= Arllechwedd (electoral ward) =

Arllechwedd is an electoral ward in Gwynedd, Wales. It lies east of the city of Bangor and is the most northeasterly ward in Gwynedd, bordering Conwy County Borough. Arllechwedd ward includes the villages of Llandegai, Llanllechid, Tal-y-bont and Abergwyngregyn. It elects a councillor to Gwynedd Council.

The total population according to the 2011 Census, was 1,398.

==Election results==
In May 2017 Arllechwedd was one of 92 wards in Wales which did not hold an election because the sitting councillor was unopposed.
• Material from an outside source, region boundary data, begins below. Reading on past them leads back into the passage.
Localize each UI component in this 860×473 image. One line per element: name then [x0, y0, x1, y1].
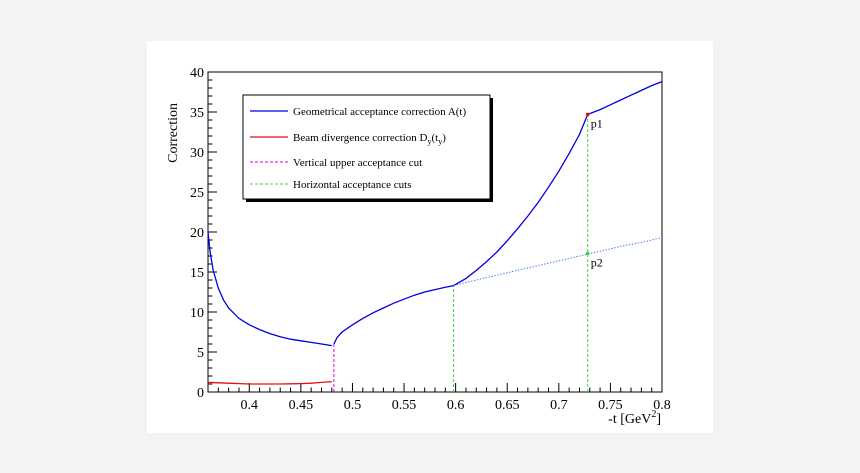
y-tick-label: 30	[190, 146, 204, 161]
y-tick-label: 5	[197, 346, 204, 361]
y-tick-label: 25	[190, 186, 204, 201]
series-layer	[207, 80, 663, 392]
y-axis-title: Correction	[166, 103, 181, 163]
series-line	[207, 231, 332, 347]
legend-box	[242, 94, 491, 200]
y-tick-label: 15	[190, 266, 204, 281]
legend-label-vertical-cut: Vertical upper acceptance cut	[293, 157, 422, 169]
correction-chart: 0.4 0.45 0.5 0.55 0.6 0.65 0.7 0.75 0.8 0 5 10 15 20 2…	[166, 66, 671, 427]
y-tick-label: 40	[190, 66, 204, 81]
y-tick-label: 35	[190, 106, 204, 121]
point-marker	[585, 251, 590, 256]
point-label: p2	[591, 256, 603, 270]
legend-label-geometrical: Geometrical acceptance correction A(t)	[293, 106, 466, 118]
x-tick-label: 0.55	[392, 398, 417, 413]
series-line	[207, 380, 332, 385]
x-tick-label: 0.65	[495, 398, 520, 413]
series-line	[453, 237, 663, 287]
plot-canvas: 0.4 0.45 0.5 0.55 0.6 0.65 0.7 0.75 0.8 0 5 10 15 20 2…	[147, 41, 713, 433]
axis-ticks: 0.4 0.45 0.5 0.55 0.6 0.65 0.7 0.75 0.8 0 5 10 15 20 2…	[190, 66, 671, 413]
point-marker	[585, 112, 590, 117]
x-tick-label: 0.7	[550, 398, 568, 413]
x-axis-title: -t [GeV2]	[608, 409, 661, 427]
legend-label-beam-divergence: Beam divergence correction Dy(ty)	[293, 132, 446, 146]
y-tick-label: 10	[190, 306, 204, 321]
x-tick-label: 0.45	[289, 398, 314, 413]
series-line	[333, 80, 663, 345]
legend: Geometrical acceptance correction A(t) B…	[242, 94, 493, 202]
x-tick-label: 0.6	[447, 398, 465, 413]
point-label: p1	[591, 116, 603, 130]
x-tick-label: 0.4	[241, 398, 259, 413]
y-tick-label: 20	[190, 226, 204, 241]
x-tick-label: 0.8	[653, 398, 671, 413]
legend-label-horizontal-cuts: Horizontal acceptance cuts	[293, 179, 412, 191]
y-tick-label: 0	[197, 386, 204, 401]
x-tick-label: 0.75	[598, 398, 623, 413]
annotation-layer: p1 p2	[585, 112, 603, 270]
x-tick-label: 0.5	[344, 398, 362, 413]
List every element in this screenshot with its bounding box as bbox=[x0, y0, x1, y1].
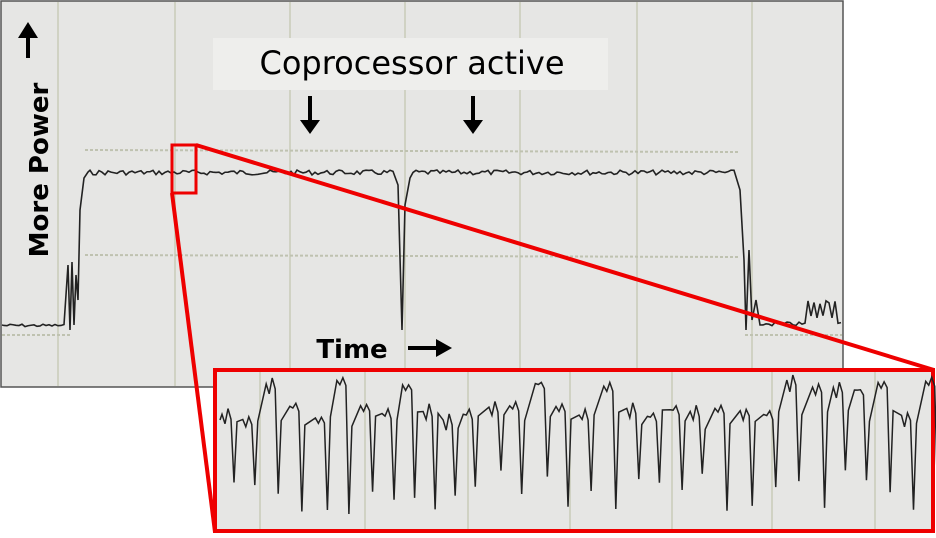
arrows bbox=[18, 22, 483, 357]
y-axis-label: More Power bbox=[25, 83, 55, 258]
annotation-bg bbox=[213, 38, 608, 90]
annotation: Coprocessor active bbox=[259, 44, 564, 82]
power-trace bbox=[1, 168, 842, 331]
zoom-callout bbox=[170, 143, 935, 533]
x-axis-label: Time bbox=[316, 335, 387, 365]
inset-trace bbox=[219, 374, 936, 515]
It has been represented by Plaid Cymru councillor Dafydd Meurig, since a by-election on 16 June 2011.

Gwynedd Council by-election, 16 June 2011
| Party |  | Candidate | Votes | % | ±% |
|---|---|---|---|---|---|
|  | Plaid Cymru | Meurig, Dafydd | 255 | 56.04 |  |
|  | Liberal Democrats | Douglas-Pennant, Edmond Hugh | 93 | 20.44 |  |
|  | Labour | Edwards, David Gwynfor | 72 | 15.82 |  |
|  | Conservative | Lewis, Jennie | 35 | 7.69 |  |

== Demographics ==

=== Languages ===
According to the United Kingdom Census 2021, 57.8 per cent of all usual residents aged 3+ in Arllechwedd can speak Welsh. 69.2 per cent of the population noted that they could speak, read, write or understand Welsh. The 2011 census noted 61.9 per cent of all usual residents aged 3 years and older in the village could speak Welsh.